The story is set in early 19th century, a couple of decades before the first war of independence in 1857. Against the backdrop of the early consolidation of the British empire, and the forced cultivation of opium in the Gangetic plains of Eastern UP and Bihar the stories of the individuals are told with unbelievable detail and empathy for the situation they get into. The story centers around Ibis, a massive ship which is being prepared to transport indentured labourers to the sugarcane fields run by the English in far-off countries across the “black waters”. The ship is owned by a self-made trader, Burnham, who uses his religious beliefs to justify anything from forcing the cultivation of opium to attacking China for preventing the trade of opium, right down to his sexual tastes. The ship prepared for sailing, loaded with the labourers and a couple of convicts is assigned to an aging captain on his last sailing mission. The captain is assisted by a foul-mouth and vicious first mate while the second mate is a mulatto American. The crew consists of sailors from various parts of the world including Rohangyas from Burma.
As this motley group sets sail, there are tales of torture, killings, confessions, intrigues and yes, even an on-board wedding complete with song and dance. The laborers may be victims in their home-land and maybe sailing away to a land which no one knows anything about except for stray rumours like how they would be slaughtered once in the distant Mareech (Mauritius), hung upside down and oil extracted from their heads.
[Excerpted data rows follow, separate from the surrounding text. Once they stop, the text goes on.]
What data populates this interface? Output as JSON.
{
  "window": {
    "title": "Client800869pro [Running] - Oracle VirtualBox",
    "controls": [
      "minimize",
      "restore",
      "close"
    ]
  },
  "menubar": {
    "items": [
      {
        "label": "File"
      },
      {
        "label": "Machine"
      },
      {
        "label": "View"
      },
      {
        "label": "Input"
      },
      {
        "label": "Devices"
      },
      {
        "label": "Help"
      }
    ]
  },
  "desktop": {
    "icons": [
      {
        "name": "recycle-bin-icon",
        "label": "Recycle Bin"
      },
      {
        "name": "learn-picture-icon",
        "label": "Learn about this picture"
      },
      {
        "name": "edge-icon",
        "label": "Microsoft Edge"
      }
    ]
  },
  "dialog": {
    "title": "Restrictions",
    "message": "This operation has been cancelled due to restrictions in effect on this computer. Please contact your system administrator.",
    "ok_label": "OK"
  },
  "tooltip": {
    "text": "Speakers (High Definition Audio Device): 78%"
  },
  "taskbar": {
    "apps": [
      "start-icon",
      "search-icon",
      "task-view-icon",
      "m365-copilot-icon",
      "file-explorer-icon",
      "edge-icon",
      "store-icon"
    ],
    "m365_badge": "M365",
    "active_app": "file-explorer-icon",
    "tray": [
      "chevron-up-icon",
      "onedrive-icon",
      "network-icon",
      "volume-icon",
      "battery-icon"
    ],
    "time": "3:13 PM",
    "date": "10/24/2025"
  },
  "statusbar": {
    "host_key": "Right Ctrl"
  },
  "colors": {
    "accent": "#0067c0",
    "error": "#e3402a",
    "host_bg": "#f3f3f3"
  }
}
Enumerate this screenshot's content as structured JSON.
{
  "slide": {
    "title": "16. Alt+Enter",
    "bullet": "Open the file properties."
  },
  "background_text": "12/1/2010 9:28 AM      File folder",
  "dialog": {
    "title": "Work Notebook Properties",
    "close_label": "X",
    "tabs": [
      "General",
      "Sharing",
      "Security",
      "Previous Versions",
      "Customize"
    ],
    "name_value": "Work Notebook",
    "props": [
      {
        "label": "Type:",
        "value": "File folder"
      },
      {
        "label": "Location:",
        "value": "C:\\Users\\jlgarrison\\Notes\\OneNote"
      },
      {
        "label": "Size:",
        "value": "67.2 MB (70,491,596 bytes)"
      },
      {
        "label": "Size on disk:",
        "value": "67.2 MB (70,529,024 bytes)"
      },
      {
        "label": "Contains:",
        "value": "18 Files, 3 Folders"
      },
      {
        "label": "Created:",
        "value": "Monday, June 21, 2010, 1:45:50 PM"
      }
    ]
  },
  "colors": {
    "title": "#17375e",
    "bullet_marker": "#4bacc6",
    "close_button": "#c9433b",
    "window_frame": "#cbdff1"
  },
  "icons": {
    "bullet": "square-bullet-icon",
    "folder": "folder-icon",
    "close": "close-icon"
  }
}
But they are determined to forge a new future for themselves, away from the rigid social shackles of India. As they share their limited physical space and limited resources they form new bonds of jahaj bhais and jahaj bahins breaking the centuries old shackles of caste system.
The author clearly has done some intense research on the time. The description of the opium making process and the factory, the sailors’ language and terminology, the functioning of a ship in those days, the English language used in those times, even the marriage rituals and songs of the Bhojpuri region people. The use of various languages is something which may overwhelm the reader. Sample this from the Rohingya sailor Serang Ali. “No hab see? Mistoh Oc-tuh-puss eight hand hab got. Make heself too muchi happy inside. Why Malum not so-fashion do. Ten finger no hab got?” And this from Mrs Burnham, “This mate-his name was Texeira I recall- was from Macao, a Portuguese, and as chuckmuck a rascal as ever you’ll see: eyes as bright as muggerbees, smile like a xeraphim.” You nearly want to pull out your copy of Hobson Jobson to decipher this!
One quibble which I have is the author’s portrayal of the Englishmen as ultra-evil, they nearly look like card-board characters.
The end of the book leaves you wanting for more as the author leaves the story mid-way with some key characters try to escape the ship. We are told that this volume is the first in what is called Ibis trilogy. We will await the next installment eagerly.